Fortunately, we don’t see that type of salesperson nearly as often as we used to. Things are changing, especially in your world of B2B sales.
The New Selling
What’s changed about B2B sales in the last five years or so is it’s become largely disentangled from lead generation. I’m going to get irate emails from the old-timers out there claiming that nothing beats old fashioned cold calling but they’re wrong. It’s effectiveness has been declining for years. In a world where B2B buyers conduct research online and people no longer take calls from unknown callers, leads are largely pulled in instead of hunted down. (While there’s always a place for some targeted old-school outbound in a firm’s lead generation mix, it’s only the poorly positioned and the weak marketers now that lean heavily on it.)
Moving lead generation to the marketing department has allowed businesses to hire sales people whose sole focus is to navigate the decision making journey with prospects who are already predisposed to such a discussion. The hard-driving, barge-through-any-obstacle approach that was so valuable at uncovering leads was often at odds with the characteristics required to navigate the sale of a complex, customized knowledge-based service. Separating the functions has allowed for the rise of a more specialized salesperson.

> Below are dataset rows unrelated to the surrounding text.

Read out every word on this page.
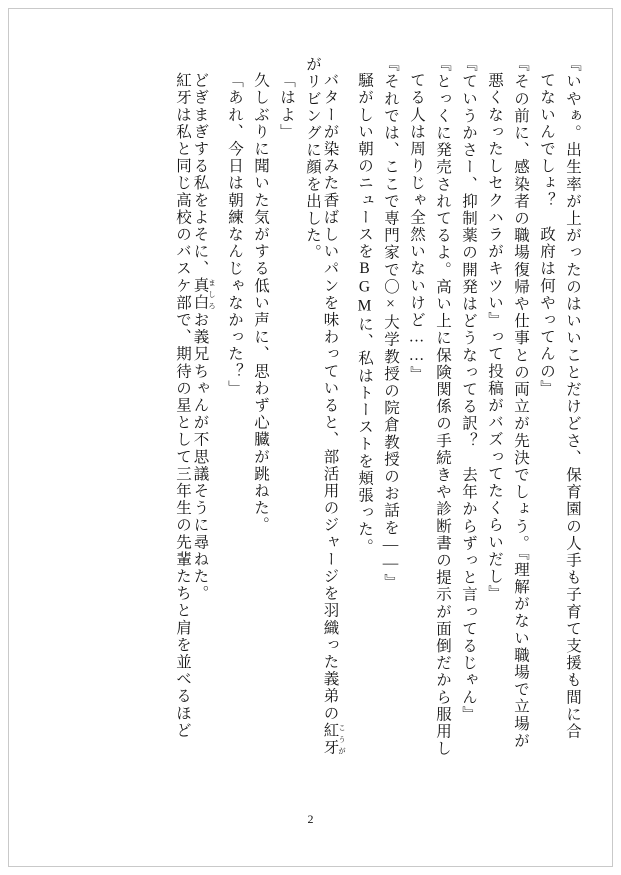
『いやぁ。出生率が上がったのはいいことだけどさ、保育園の人手も子育て支援も間に合
てないんでしょ？　政府は何やってんの』
『その前に、感染者の職場復帰や仕事との両立が先決でしょう。『理解がない職場で立場が
悪くなったしセクハラがキツい』って投稿がバズってたくらいだし』
『ていうかさー、抑制薬の開発はどうなってる訳？　去年からずっと言ってるじゃん』
『とっくに発売されてるよ。高い上に保険関係の手続きや診断書の提示が面倒だから服用し
てる人は周りじゃ全然いないけど……』
『それでは、ここで専門家で〇×大学教授の院倉教授のお話を――』
騒がしい朝のニュースをBGMに、私はトーストを頬張った。
バターが染みた香ばしいパンを味わっていると、部活用のジャージを羽織った義弟の紅牙 こうが
がリビングに顔を出した。
「はよ」
久しぶりに聞いた気がする低い声に、思わず心臓が跳ねた。
「あれ、今日は朝練なんじゃなかった？」
どぎまぎする私をよそに、真白 ましろお義兄ちゃんが不思議そうに尋ねた。
紅牙は私と同じ高校のバスケ部で、期待の星として三年生の先輩たちと肩を並べるほど
2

This new breed of salesperson is a true facilitator rather than a persuader. They have a higher degree of technical knowledge, or, in a creative firm, strategic acumen. They’re patient where their predecessors were pushy. Their compensation plans look more like those of people in other departments and their incentives and motivations are more about creating value for the client than they are about talking people into things.
In many creative firms today the salespeople are also the strategists who deliver on the first, most valuable phases of the engagement. The ‘I killed it, you clean it’ mentality of yesterday doesn’t play when you’re the one who has to deliver strategic value after the close.
Selling, especially a sophisticated, complex B2B sale, has never been more noble and rewarding than it is right now. And while it’s still not everyone’s job to sell, selling is a valuable, basic skill that many of us would do well to embrace and cultivate.
You are a salesperson. Own it. Love it. Get better at it, and thrive.